The dispute involves Chengetedzai Depository Company, the Securities and Exchange Commission of Zimbabwe (SECZim) and the Finance ministry.

 CDC sought a review of a di[1]rective issued by the capital markets regulator on 15 October 2021 on the basis that it acted ultra vires the law and failed to observe procedural fairness in issuing the directive giving effect to the transfer of securities from CDC to the Zimbabwe Stock Exchange (ZSE).

Chengetedzai’s monopoly was brought to an end when SECZim issued Directive SS 15/10.2021 in which the capital markets regulator committed transgressions ranging from non-observance of mandatory statutory processes to infringement with contractual and constitutional property rights. CSD’s court application also cites the ZSE as the second respondent.

CDC had argued that the directive amounted to “rules” as defined in section 118(2) of the SECZim Act.

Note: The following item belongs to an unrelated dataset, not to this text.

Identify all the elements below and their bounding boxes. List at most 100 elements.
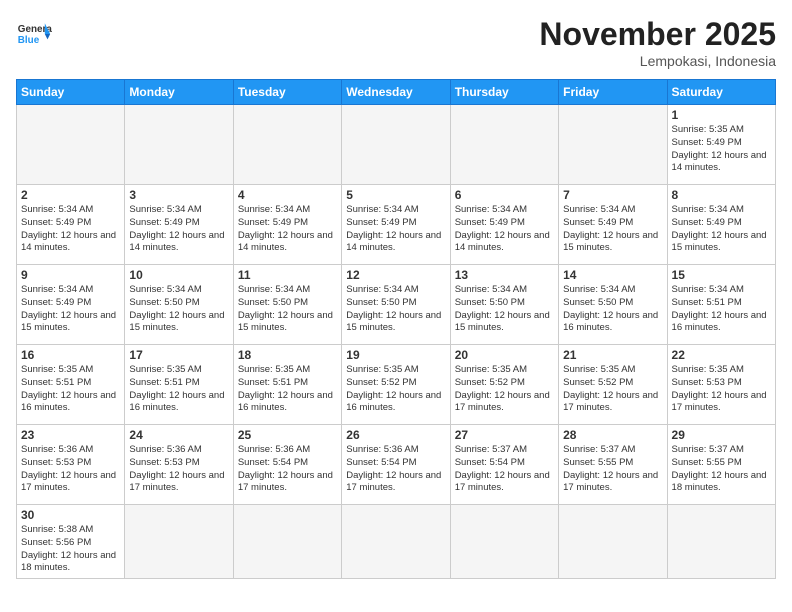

For that reason CDC contended that SECZim ought to have followed the procedure laid down in section 118 (6) for promulgating rules.

 In terms of such the capital markets regulator was obliged to submit the rules in draft form for the minister approval and gazetting before rules became effective.

Opposing the application, SECZim through its lawyers Mawere Sibanda Commercial Lawyers and the ZSE which was represented by Kantor and Immerman argued that the CDC had no locus standi to sustain the proceedings and the entity had approached the courts in haste before exhausting domestic remedies provided for under the SECZim.

 Presiding over the case, High Court judge Justice Joseph Chilimbe ruled that the applicant had an obligation to prove that the Securities and Exchange Commission, which was cited as the first responded in the court papers had acted outside the law.

“It (CDC) has not been able to discharge the onus on the grounds that it raised. It will not therefore not access the relief prayed for,” Justice Chilimbe ruled.

“And so apart from stating that this dispute does not justify calls by either side for punitive costs; It will be therefore ordered that the application be hereby dismissed with costs.